子どもを扶養する義務は両親にあり、離婚後も双方がその経済力に応じて子どもの養育費を分担する必要があります。
養育費には、子供を育てるための生活費用一式を含みます。例えば、生活費・教育費・医療費・交通費・遊興費・小遣い等です。
養育費の算定要素
養育費をいくらにするのかは以下の要素を考慮して決定します。
- 両親の収入
- 子どもの人数と年齢
- 養育にかかる費用
離婚後も、親には自分と同レベルの生活をさせる義務があると考えられているため、収入の多いほうの親と同程度の生活ができるだけの金額が目安になります。
子供を引き取る側の親はいくら必要になるのか試算してみることが大切ですし、支払う側は自身の生活のことも考えどの程度までなら支払えるのか夫婦でよく話し合い養育費の額を決めていきます。
子供を私立に行かせるのか、公立にするのか、医学部や薬学部に進学するとなれば費用もかかりますし子供が海外留学を希望することがあるかもしれません。
子供の年齢がある程度大きい場合は、本人の将来の希望も聞いて決めていきましょう。
養育費の相場は?
裁判所が公表している養育費算定表を目安に決めていくのも1つの方法です。
例えば、
- 会社員夫の年収500万円、妻無職、小学生の子供1人の場合 →養育費6~8万円
- 会社員夫の年収500万円、妻の収入300万円、小学生の子供1人の場合 →養育費4~6万円
- 会社員夫の収入800万円、妻無職、小学生の子供2人の場合 →養育費14~16万円
- 会社員夫の年収800万円、妻無職、小学生の子供3人の場合 →養育費16~18万円
15歳以上の子供がいる場合は、子供の学費などで費用がかかるため2~4万円ほど養育費の額も増えます。
養育費の支払いはいつまで?
養育費は子供が20歳になるまで支払われることが多いです。
これは2022年4月1日から成年年齢が18歳に引き下げられた後も変わっていません。

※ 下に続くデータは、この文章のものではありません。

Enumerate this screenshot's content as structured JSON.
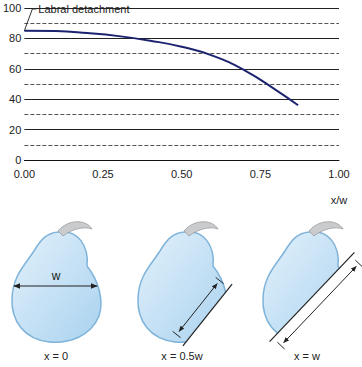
{
  "chart_data": {
    "type": "line",
    "x": [
      0,
      0.1,
      0.2,
      0.3,
      0.4,
      0.5,
      0.6,
      0.7,
      0.8,
      0.87
    ],
    "values": [
      85,
      84.8,
      83.5,
      81.5,
      78.5,
      74.5,
      68.5,
      59,
      46,
      36
    ],
    "color": "#1c2470",
    "line_style": "solid",
    "xlabel": "x/w",
    "xlim": [
      0,
      1
    ],
    "xticks": [
      {
        "value": 0,
        "label": "0.00"
      },
      {
        "value": 0.25,
        "label": "0.25"
      },
      {
        "value": 0.5,
        "label": "0.50"
      },
      {
        "value": 0.75,
        "label": "0.75"
      },
      {
        "value": 1,
        "label": "1.00"
      }
    ],
    "ylim": [
      0,
      100
    ],
    "yticks": [
      0,
      20,
      40,
      60,
      80,
      100
    ],
    "grid": true,
    "annotations": [
      {
        "text": "Labral detachment",
        "x": 0,
        "y": 85
      }
    ]
  },
  "figures": [
    {
      "caption": "x = 0",
      "width_label": "w"
    },
    {
      "caption": "x = 0.5w"
    },
    {
      "caption": "x = w"
    }
  ]
}
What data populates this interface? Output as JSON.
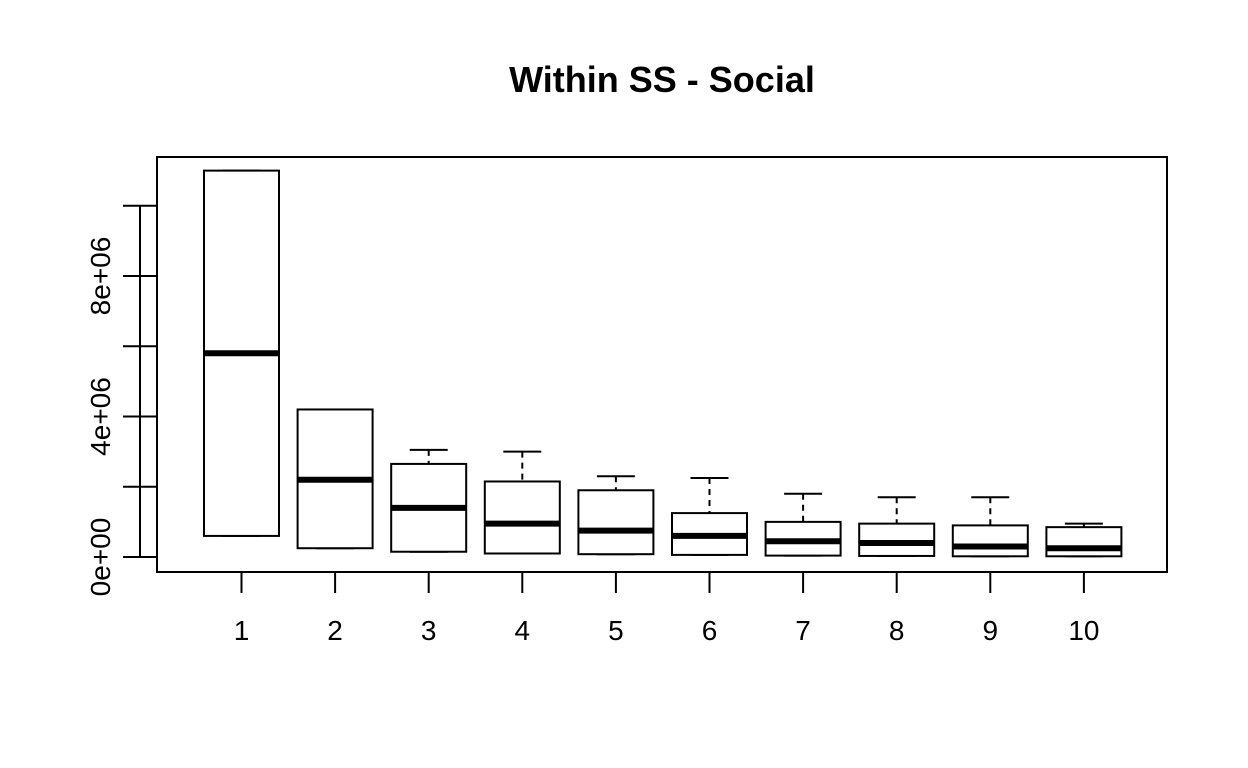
{
  "chart_data": {
    "type": "boxplot",
    "title": "Within SS - Social",
    "xlabel": "",
    "ylabel": "",
    "categories": [
      "1",
      "2",
      "3",
      "4",
      "5",
      "6",
      "7",
      "8",
      "9",
      "10"
    ],
    "ylim": [
      -200000,
      11600000
    ],
    "yticks": [
      0,
      2000000,
      4000000,
      6000000,
      8000000,
      10000000
    ],
    "ytick_labels": [
      "0e+00",
      "",
      "4e+06",
      "",
      "8e+06",
      ""
    ],
    "boxes": [
      {
        "label": "1",
        "min": 600000,
        "q1": 600000,
        "median": 5800000,
        "q3": 11000000,
        "max": 11000000
      },
      {
        "label": "2",
        "min": 250000,
        "q1": 250000,
        "median": 2200000,
        "q3": 4200000,
        "max": 4200000
      },
      {
        "label": "3",
        "min": 150000,
        "q1": 150000,
        "median": 1400000,
        "q3": 2650000,
        "max": 3050000
      },
      {
        "label": "4",
        "min": 100000,
        "q1": 100000,
        "median": 950000,
        "q3": 2150000,
        "max": 3000000
      },
      {
        "label": "5",
        "min": 80000,
        "q1": 80000,
        "median": 750000,
        "q3": 1900000,
        "max": 2300000
      },
      {
        "label": "6",
        "min": 60000,
        "q1": 60000,
        "median": 600000,
        "q3": 1250000,
        "max": 2250000
      },
      {
        "label": "7",
        "min": 40000,
        "q1": 40000,
        "median": 450000,
        "q3": 1000000,
        "max": 1800000
      },
      {
        "label": "8",
        "min": 30000,
        "q1": 30000,
        "median": 400000,
        "q3": 950000,
        "max": 1700000
      },
      {
        "label": "9",
        "min": 20000,
        "q1": 20000,
        "median": 300000,
        "q3": 900000,
        "max": 1700000
      },
      {
        "label": "10",
        "min": 20000,
        "q1": 20000,
        "median": 250000,
        "q3": 850000,
        "max": 950000
      }
    ],
    "grid": false,
    "legend": "none"
  }
}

ただし、養育費の支払い期間は一律に決まっているわけではなく、子供の状況や親の事情によって柔軟に取り決められます。
以下にいくつかのケースを説明します。
- 大学進学の場合 →子供が大学に進学する場合、20歳を過ぎても経済的自立が難しいため、支払い期間が延長されることがあります
- 早期就職の場合 →子供が高校卒業後すぐに就職するなど、20歳前に経済的に自立した場合は、支払い期間が短縮されることがあります
- 障害・持病がある場合 →子供に障害や持病があり、20歳を過ぎても経済的・社会的に自立できない場合は、支払い期間が延長されることがあります
- 再婚の影響 →養育費を支払う側や受け取る側が再婚しても、原則として養育費の支払い義務はなくなりません。ただし、受け取る側が再婚し、新しい配偶者と子供が養子縁組をした場合は、養育費が減額・免除される可能性があります。
養育費の支払い期間は、離婚時に取り決めることが一般的ですが、子供の進路や将来の状況によって変更が必要になる場合もあります。
そのため、進学のタイミングなどで再度協議することも視野に入れておきます。
公正証書にしておくと安心
養育費のように長期間支払いがあるものは、途中で支払いが滞ってしまうと生活が不安定な状態になってしまい大変です。
そのため話し合いがまとまったら公正証書に残しておくことをおすすめします。
公正証書にしておけば、万が一支払いが滞ったとしても裁判を起こすことなく、相手の財産や給与を差し押さえるなど強制執行が可能になります。